Do the rules of presidential rhetoric suggest that there’s no way that Romney can accomplish what he’s proposing? Is he willing to go forward even though his Medicare reforms are likely to be unpopular, the way Barack Obama did with health care? Romney and Paul Ryan have suggested that they will receive a political benefit for taking on these hard tasks. But that’s just campaign talk. There is no evidence from the real world that this is true. 

These were the questions Newt Gingrich was noodling when he raised doubts about Paul Ryan’s plan to transform Medicare. The country wasn’t ready for “right-wing social engineering” any more than it was ready for left-wing social engineering, Gingrich argued, because to make big changes you can’t change public opinion, you need to shape it. So what was the plan for getting the country in the right frame of mind to accept it?

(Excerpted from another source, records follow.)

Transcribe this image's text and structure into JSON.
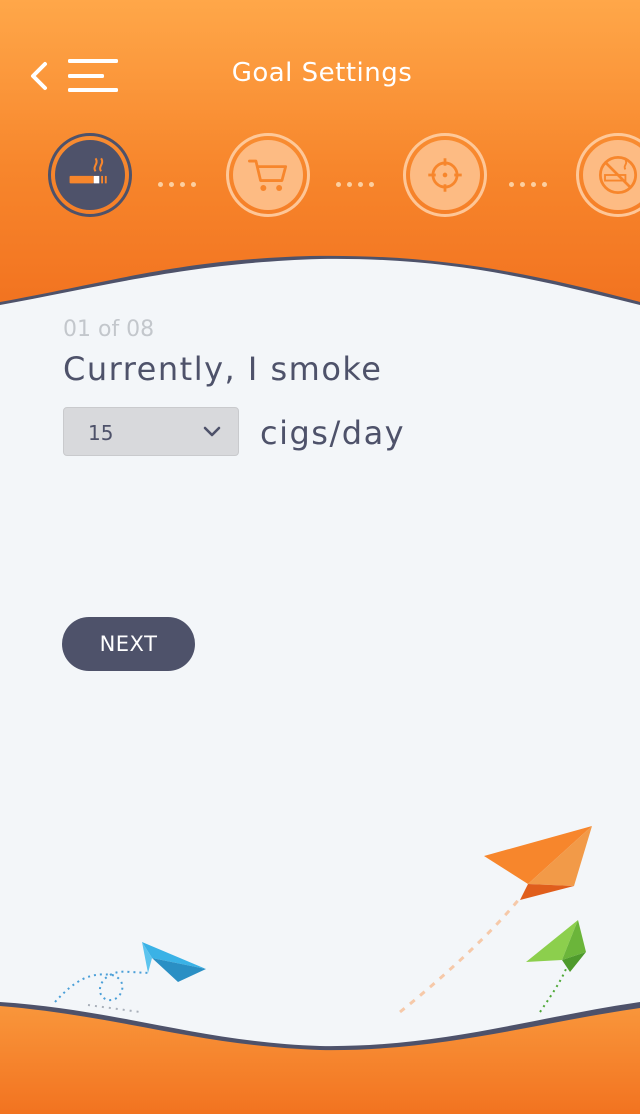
{
  "header": {
    "title": "Goal Settings",
    "colors": {
      "top": "#ffa749",
      "bottom": "#f27320",
      "accent_dark": "#4e526a"
    }
  },
  "steps": [
    {
      "icon": "cigarette-icon",
      "state": "active"
    },
    {
      "icon": "cart-icon",
      "state": "pending"
    },
    {
      "icon": "target-icon",
      "state": "pending"
    },
    {
      "icon": "no-smoking-icon",
      "state": "pending"
    }
  ],
  "content": {
    "counter": "01 of 08",
    "question": "Currently, I smoke",
    "select_value": "15",
    "unit": "cigs/day",
    "next_label": "NEXT"
  }
}
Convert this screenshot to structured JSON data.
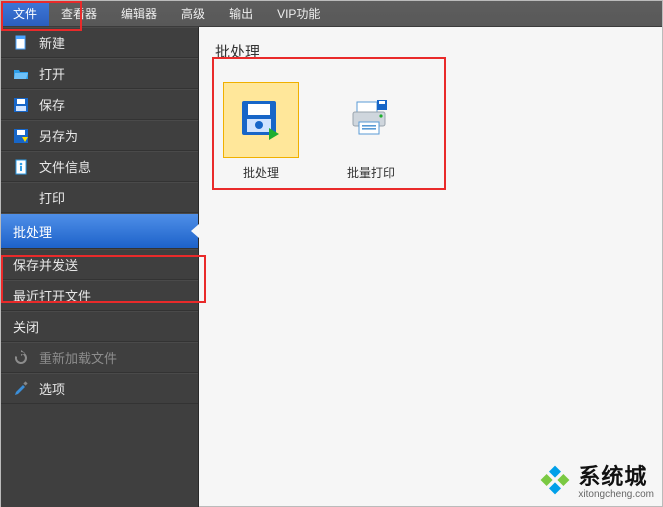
{
  "menubar": {
    "items": [
      {
        "label": "文件",
        "active": true
      },
      {
        "label": "查看器"
      },
      {
        "label": "编辑器"
      },
      {
        "label": "高级"
      },
      {
        "label": "输出"
      },
      {
        "label": "VIP功能"
      }
    ]
  },
  "sidebar": {
    "items": [
      {
        "label": "新建",
        "icon": "file-new-icon"
      },
      {
        "label": "打开",
        "icon": "folder-open-icon"
      },
      {
        "label": "保存",
        "icon": "save-icon"
      },
      {
        "label": "另存为",
        "icon": "save-as-icon"
      },
      {
        "label": "文件信息",
        "icon": "file-info-icon"
      },
      {
        "label": "打印",
        "icon": "print-icon"
      },
      {
        "label": "批处理",
        "icon": "",
        "selected": true
      },
      {
        "label": "保存并发送",
        "icon": ""
      },
      {
        "label": "最近打开文件",
        "icon": ""
      },
      {
        "label": "关闭",
        "icon": ""
      },
      {
        "label": "重新加载文件",
        "icon": "reload-icon",
        "disabled": true
      },
      {
        "label": "选项",
        "icon": "options-icon"
      }
    ]
  },
  "content": {
    "title": "批处理",
    "tiles": [
      {
        "label": "批处理",
        "icon": "batch-save-icon",
        "selected": true
      },
      {
        "label": "批量打印",
        "icon": "batch-print-icon"
      }
    ]
  },
  "watermark": {
    "title": "系统城",
    "subtitle": "xitongcheng.com"
  },
  "colors": {
    "highlight": "#e92a2a",
    "menu_active": "#2b5fbf",
    "tile_sel_bg": "#ffe79a"
  }
}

The limits of Barack Obama’s communication skills have already been exposed. He is not going to be a more effective story-teller in his second term, but then again, his ambitions are less lofty than Mitt Romney’s. Obama’s agenda—to manage future budgets to reduce growing inequality through protection of investments and rearrangement of the tax code—is essentially in line with public opinion. Polls show that the public trusts him to handle issues of Medicare, taxes, and health care (despite disapproval of the Affordable Care Act). Without another election to worry about, Obama might feel emboldened to negotiate on behalf of those popular positions in the budget fight that will start the day after Election Day as he tries to avoid the fiscal cliff created by last year’s budget deal and the expiration of the Bush-era tax cuts. Whoever the next president is, when his term begins, he’s going to have a lot of explaining to do.